327V Poster Online - Virtual Posters
Tuesday June 07, 11:00 AM - 3:00 PM

Pedigree reconstruction in the era of many thousands of samples


Authors:
Daniel Seidman; Ryan O'Hern; Amy L. Williams

Affiliation: Cornell University Graduate School

Keywords:
Population history

As modern genetic datasets grow in size, the fraction of samples with one or more close relatives in a given dataset increases. These relationships could allow for the construction of massive numbers of pedigrees, but scalable and accurate pedigree reconstruction methods rare. Pedigrees have wide-spread utility as they can improve the quality of phasing and imputation, help trace the origin of alleles, and yield enhanced heritability and linkage studies.
We propose PELICAN, PEdigree reconstruction from LIkelihoods and ConstrAiNts, an algorithm that can rapidly and accurately reconstruct pedigrees using the latent relatives in large datasets. Using likelihoods for specific relationship types of both first and second degree relatives, the algorithm creates a list of sorted potential edges for a pedigree graph. First degree relationship likelihoods, either full-sibling or parent-child, are calculated from identity-by-descent (IBD) regions shared by pairs of individuals. Our algorithm receives likelihoods for second degree relationship types, such as grandparent/grandchild or half-sibling, from a separate algorithm called CREST (Qiao, Sannerud, et al. 2021). It combines those likelihoods with additional likelihoods generated from a kernel density estimator (KDE) trained on simulated relatives to form composite likelihoods for the relationships. PELICAN then adds relationships, in order of likelihood, to the pedigree graph.
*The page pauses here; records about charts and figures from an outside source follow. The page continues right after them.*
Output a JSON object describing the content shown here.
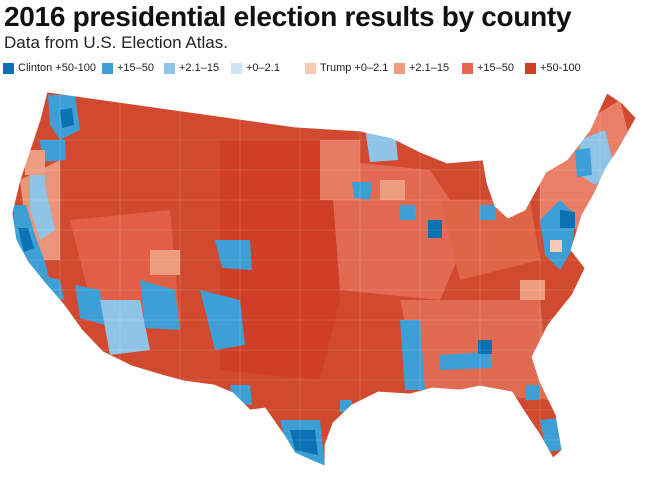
{
  "header": {
    "title": "2016 presidential election results by county",
    "subtitle": "Data from U.S. Election Atlas."
  },
  "legend": {
    "items": [
      {
        "label": "Clinton +50-100",
        "color": "#0a72b3"
      },
      {
        "label": "+15–50",
        "color": "#3e9fd6"
      },
      {
        "label": "+2.1–15",
        "color": "#8fc4e6"
      },
      {
        "label": "+0–2.1",
        "color": "#cfe5f3"
      },
      {
        "label": "Trump +0–2.1",
        "color": "#f6cab4"
      },
      {
        "label": "+2.1–15",
        "color": "#ee9d80"
      },
      {
        "label": "+15–50",
        "color": "#e5694f"
      },
      {
        "label": "+50-100",
        "color": "#cf3e26"
      }
    ]
  }
}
We impose restrictions on what relationships constitute valid additions to the graph, and the algorithm backtracks from situations where: a new relationship results in implied inbreeding in the last two generations, sets of individuals form a biologically impossible combination of relationships, or the partial pedigree cannot form pedigrees of equal or higher likelihood than those already found. With these restrictions in place, the algorithm investigates all possible pedigrees, but does so without performing the time-consuming process of generating and comparing each one explicitly. In this way, PELICAN is guaranteed to find the maximum composite likelihood pedigree.
As a proof of concept, we applied PELICAN to the UK Biobank dataset’s ~500,000 samples to demonstrate the algorithm’s scalability and provide these pedigrees as a resource to the community. PELICAN performed its analysis in ~3 hours, inferring 11,529 separate pedigrees of more than two samples in size.